だけど聡が苦労してつくったプリントをビリビリに破かれたことなんて、言えない。

「俺、……今すぐアキラのところに行きたい」

いっぱいになった胸が、うずくように乱れていくのを、聡は感じた。

聡だって、今すぐ将のところへ飛んでいきたい。

「……そんなこと、できるわけないでしょ。いい?午後の授業にはちゃんと出るのよ」

「……」

かろうじて常識を踏まえた大人らしいことを言うことができた。……将は沈黙している。

「あと、マンションに戻れそう?」

「ん……。大悟は一緒に暮らそうって言ってくれたけど……」

「そう。だったらよかった。家政婦さんもいるんだから、マンションに戻ってて」

そのとき、聡の前に、呼んだタクシーがやってきた。

乗り込みながら一瞬携帯をずらして「このへんで一番近いデパートへ」と運転手に指示する。

「アキラ、週末には帰って来るんだよな」

将の声はせつなげに懇願するようだった。

「うん」

その声を聞いて、聡の目が熱くなってきた。鼻の奥がツーンとする。

まだ月曜、週末まではとてつもなく長い。今までの26年の人生よりも長い道のりに思えた。

「絶対、だよな」

確認してくる将の声。低いけど、ダダッ子のような確認。

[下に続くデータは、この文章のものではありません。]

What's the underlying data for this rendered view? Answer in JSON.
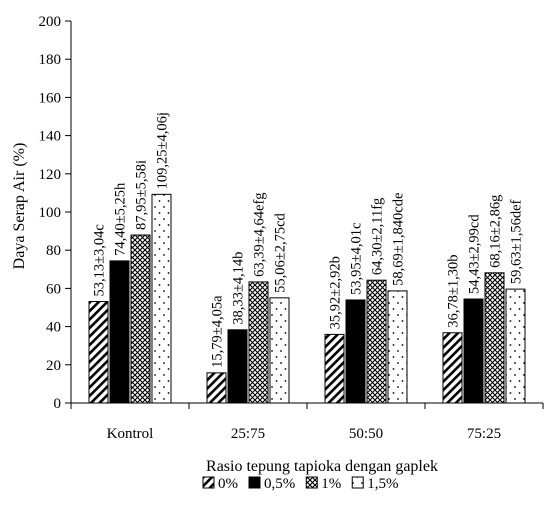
{
  "chart_data": {
    "type": "bar",
    "title": "",
    "xlabel": "Rasio tepung tapioka dengan gaplek",
    "ylabel": "Daya Serap Air (%)",
    "ylim": [
      0,
      200
    ],
    "yticks": [
      0,
      20,
      40,
      60,
      80,
      100,
      120,
      140,
      160,
      180,
      200
    ],
    "categories": [
      "Kontrol",
      "25:75",
      "50:50",
      "75:25"
    ],
    "grid": false,
    "legend_position": "bottom",
    "series": [
      {
        "name": "0%",
        "pattern": "diagonal-hatch",
        "values": [
          53.13,
          15.79,
          35.92,
          36.78
        ],
        "labels": [
          "53,13±3,04c",
          "15,79±4,05a",
          "35,92±2,92b",
          "36,78±1,30b"
        ]
      },
      {
        "name": "0,5%",
        "pattern": "solid-black",
        "values": [
          74.4,
          38.33,
          53.95,
          54.43
        ],
        "labels": [
          "74,40±5,25h",
          "38,33±4,14b",
          "53,95±4,01c",
          "54,43±2,99cd"
        ]
      },
      {
        "name": "1%",
        "pattern": "crosshatch",
        "values": [
          87.95,
          63.39,
          64.3,
          68.16
        ],
        "labels": [
          "87,95±5,58i",
          "63,39±4,64efg",
          "64,30±2,11fg",
          "68,16±2,86g"
        ]
      },
      {
        "name": "1,5%",
        "pattern": "dotted",
        "values": [
          109.25,
          55.06,
          58.69,
          59.63
        ],
        "labels": [
          "109,25±4,06j",
          "55,06±2,75cd",
          "58,69±1,840cde",
          "59,63±1,56def"
        ]
      }
    ]
  }
}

聡はもうだめだった。

将は今、どんな顔をしているのか……。

タクシーの後部座席に腰掛けた聡の目から、ついに涙がこぼれた。

たかが1週間の別れに。そんな自分が少し大げさだ、と思う理性もある。だけど、もう涙は止まらない。

聡の感情は、将と離れる暮らしなど耐えられない、と次々に涙を湧き上がらせる。

それは頬を伝い、顎から膝の上に落ちていく。

「うん、絶対。毎日、毎日メールする」

それだけいうと、聡は鼻水を啜り上げた。完全に涙声になってしまった。

「俺もメールするから」

「学校には絶対に行ってね……」

そこで通話は途切れた。電波が弱くなったのか。

声は聞こえないが、画面を見ると通話時間がまだカウントされている。

しかし、どんなに電話を押し付けても、懐かしい将の声は、もはや聞こえなかった。

だけど。自分から通話を切ることは聡にはできない。

自動的に通話が切れたとき、聡は携帯を握り締めて、シートに座ったままうなだれた……。